Ein überwiegendes öffentliches Interesse ist vorliegend zu bejahen. Zutreffend führt das Amtsgericht in der angefochtenen Entscheidung zwar zunächst aus, dass das Gesetz eine Definition des überwiegenden öffentlichen Interesses nicht enthält. Der Beschluss verkennt jedoch die Bedeutung der Entscheidungsübersendung zum Zwecke der Auswertung im wissenschaftlichen Interesse. Im demokratischen Rechtsstaat sind die Gerichte verpflichtet, ihre Entscheidung in angemessener Weise zu veröffentlichen. Diese Verpflichtung hat ihren materiellen Grund im Publizitätsgebot für jegliches staatliches Handeln. Die Veröffentlichung von obergerichtlichen Entscheidungen in Fachzeitschriften leistet auch einen wichtigen Beitrag zur Funktionsfähigkeit der Rechtspflege. Sie dokumentiert das Recht so, wie es - über den Gesetzeswortlaut hinaus - in der Rechtsprechung Gestalt annimmt. Dadurch wird die in einer rechtsstaatlichen Demokratie unerlässliche Information der Bürger ermöglicht. Daneben hat die Veröffentlichung von Gerichtsentscheidungen in Fachzeitschriften zusätzlich die Funktion, die wissenschaftliche Diskussion und Kritik zu ermöglichen, die ihrerseits wieder zur Rechtsfortbildung beitragen können. In vielen Fällen dient die Veröffentlichung auch der Information der Gerichte untereinander so dass etwa die Oberlandesgerichte auf diese Weise ihrer Vorlagepflicht gem. § 121 GVG genügen können (so OLG Celle NStZ 1990, 553 [OLG Celle 12.06.1990 - 1 VAs 4/90] m.w.N.; vgl. auch OVG Bremen, NJW 1989, 926).

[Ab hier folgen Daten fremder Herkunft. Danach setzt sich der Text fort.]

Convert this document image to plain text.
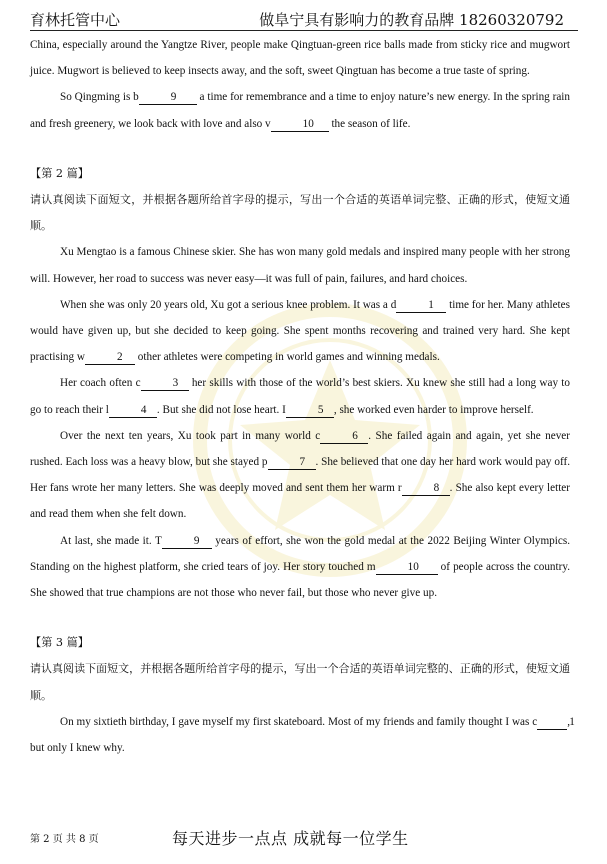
育林托管中心	做阜宁具有影响力的教育品牌 18260320792

China, especially around the Yangtze River, people make Qingtuan-green rice balls made from sticky rice and mugwort juice. Mugwort is believed to keep insects away, and the soft, sweet Qingtuan has become a true taste of spring.

So Qingming is b	9 a time for remembrance and a time to enjoy nature’s new energy. In the spring rain and fresh greenery, we look back with love and also v	10 the season of life.

【第 2 篇】

请认真阅读下面短文，并根据各题所给首字母的提示，写出一个合适的英语单词完整、正确的形式，使短文通顺。

Xu Mengtao is a famous Chinese skier. She has won many gold medals and inspired many people with her strong will. However, her road to success was never easy—it was full of pain, failures, and hard choices.

When she was only 20 years old, Xu got a serious knee problem. It was a d	1 time for her. Many athletes would have given up, but she decided to keep going. She spent months recovering and trained very hard. She kept practising w	2 other athletes were competing in world games and winning medals.

Her coach often c	3 her skills with those of the world’s best skiers. Xu knew she still had a long way to go to reach their l	4 . But she did not lose heart. I	5 , she worked even harder to improve herself.

Over the next ten years, Xu took part in many world c	6 . She failed again and again, yet she never rushed. Each loss was a heavy blow, but she stayed p	7 . She believed that one day her hard work would pay off. Her fans wrote her many letters. She was deeply moved and sent them her warm r	8 . She also kept every letter and read them when she felt down.

At last, she made it. T	9 years of effort, she won the gold medal at the 2022 Beijing Winter Olympics. Standing on the highest platform, she cried tears of joy. Her story touched m	10 of people across the country. She showed that true champions are not those who never fail, but those who never give up.

【第 3 篇】

请认真阅读下面短文，并根据各题所给首字母的提示，写出一个合适的英语单词完整的、正确的形式，使短文通顺。

On my sixtieth birthday, I gave myself my first skateboard. Most of my friends and family thought I was c	1, but only I knew why.

第 2 页 共 8 页	每天进步一点点 成就每一位学生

Die grundsätzliche Bedeutung der Veröffentlichung von Gerichtsentscheidungen vorausgeschickt, muss daher vorliegend das Interesse des Beschwerdeführers als Mitautor eines baurechtlichen Standardwerkes an der Auswertung der angeforderten Entscheidung zur Aktualisierung des von ihm kommentierten Werkes als überwiegendes öffentliches Interesse eingestuft werden. Dem steht nicht entgegen, dass der Beschwerdeführer als Autor und der Fachveriag auch ein wirtschaftliches Interesse an der Publikation besitzen, da ein solches aufgrund der grundsätzlichen Bedeutung der Veröffentlichung gerichtlicher Entscheidung und deren Auswertung durch die Literatur zurücktreten muss. Vor diesem Hintergrund ist auch das der Behörde nach § 4 Abs. 6 JVKostO zustehende Ermessen auf Null reduziert. § 261 Abs 3 SGB III findet auf den vorliegenden Sachverhalt keine Anwendung.
Die Entscheidung ergeht gerichtsgebührenfrei, Kosten werden nicht erstattet, § 14 Abs. 9 KostO i.V.m. § 13 Abs. 1 JVKostO.
Die weitere Beschwerde wird zugelassen, weil die zu entscheidende Frage grundsätzliche Bedeutung hat ( § 14 Abs. 5 KostO i.V.m. § 13 Abs. 1 JVKostO ).